Is it possible to get to get to Proxima B in 30 years? This morning I read about the discovery of an earth-like planet, Proxima B, being 'just' 4.22 light years away from us. This is quite interesting since the planet is oribiting our closest neighbour.
I read on a Dutch news site something which roughly translates to:

Scientists have been investigating whether a mission to our 'space neighbour' is possible. It would leave in about 20 years. Thanks to new technologies a probe would be able to fly very fast and only need 30 years to reach the star.

http://www.rtlnieuws.nl/buitenland/nieuwe-planeet-ontdekt-buitenaards-leven-dichterbij-dan-we-denken
This sounds very unlikely to me. I calculated that you'd have to fly at about 0.14c. Our current fastest space probe (New Horizons) achieves around 0.00001c.

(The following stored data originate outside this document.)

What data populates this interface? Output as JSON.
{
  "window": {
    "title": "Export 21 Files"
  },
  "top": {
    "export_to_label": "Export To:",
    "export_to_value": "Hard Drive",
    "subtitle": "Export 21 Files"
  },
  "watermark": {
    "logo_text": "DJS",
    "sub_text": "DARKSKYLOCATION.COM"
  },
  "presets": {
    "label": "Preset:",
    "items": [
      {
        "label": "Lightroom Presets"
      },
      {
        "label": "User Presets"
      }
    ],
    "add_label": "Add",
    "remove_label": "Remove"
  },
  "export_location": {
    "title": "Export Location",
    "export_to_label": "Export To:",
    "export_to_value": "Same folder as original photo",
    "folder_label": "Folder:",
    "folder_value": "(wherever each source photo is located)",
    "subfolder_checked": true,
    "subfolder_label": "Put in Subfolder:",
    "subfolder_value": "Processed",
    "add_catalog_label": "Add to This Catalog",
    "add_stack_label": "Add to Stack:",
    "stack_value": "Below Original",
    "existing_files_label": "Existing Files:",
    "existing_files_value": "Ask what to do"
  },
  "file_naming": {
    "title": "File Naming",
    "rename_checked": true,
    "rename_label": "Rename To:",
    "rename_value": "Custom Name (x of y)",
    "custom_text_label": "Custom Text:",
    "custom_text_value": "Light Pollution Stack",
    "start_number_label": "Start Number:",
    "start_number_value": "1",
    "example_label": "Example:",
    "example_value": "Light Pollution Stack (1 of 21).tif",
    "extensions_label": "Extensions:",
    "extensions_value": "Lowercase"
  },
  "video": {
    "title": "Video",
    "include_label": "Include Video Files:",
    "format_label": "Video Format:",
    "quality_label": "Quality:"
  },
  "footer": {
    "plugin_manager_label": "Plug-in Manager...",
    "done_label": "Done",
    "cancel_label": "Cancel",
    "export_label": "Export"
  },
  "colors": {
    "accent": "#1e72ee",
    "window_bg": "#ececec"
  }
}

How likely is it that, within the next 20 years, we can launch a probe that can reach Proxima B in 30 years?
 A: I wrote a little book on this topic, that was meant to be more of a way of presenting some elementary physics than as a serious proposal for interstellar spacecraft. The main approach that I discuss is the photon sail, which is similar to these latest proposals. These proposals involve high powered lasers, while I discussed large space-based Fresnel lenses that concentrate and columate solar radiation. The underlying physics is much the same. I also discuss how you might want your spacecraft to slow down as it approaches the target star. 
A photon sail I think could be pushed to $\gamma~=~2$, or more plausibly $1.15$ or $v~=~.5c$. That is one advantage I think that space-based Fresnel lenses might have. There is little need to push a photon sail any faster, for $\gamma~=~2$ is $v~=~.87c$ and there is little advantage for Earth based observers to send it much faster. That upper “limit” is probably an ideal. There is also the problem of accelerating to the final speed of the craft and so forth. 
A photon sail craft that reaches $v~=~.2c$ is certainly possible. This is $\gamma~=~1.02$ which means one must generate energy equivalent to $2\%$ the mass of the probe. If the system has $1000kg$ of mass this would require about $1.8\times 10^{18}j$ of energy. The entire world energy generating capacity is about $10^{13}w$. It would then take $.6%$ of a year's worth of electrical generation to impart that much energy to the probe. This is one reason I think the solar based Fresnel lens might be preferable. Yet, it is still possible that some high powered laser system could push this craft to this final velocity.
As for whether this can be done in $20$ years, that I think is a stretch. For one thing I see a number of “dragons” that we will need to fight in the future for our very survival. These problems will require our resources, mental and physical labor and considerable wealth available. I think that interstellar probes might be a project for the late $21^{st}$ century.
A: The likelihood of this isn't something that I can comment on, but the project is definitely on the books.
This would involve tiny 'nano-probes'. Being so small, it would be relatively easy to accelerate them. This would be done with lasers, which would be fired at a sail. This would act as the propulsion system for these craft.See here for a description of how solar sails work. 
The craft would accelerate to around $.2c$, which is sufficient, as you have already shown, to reach Proxima B in around 20 years.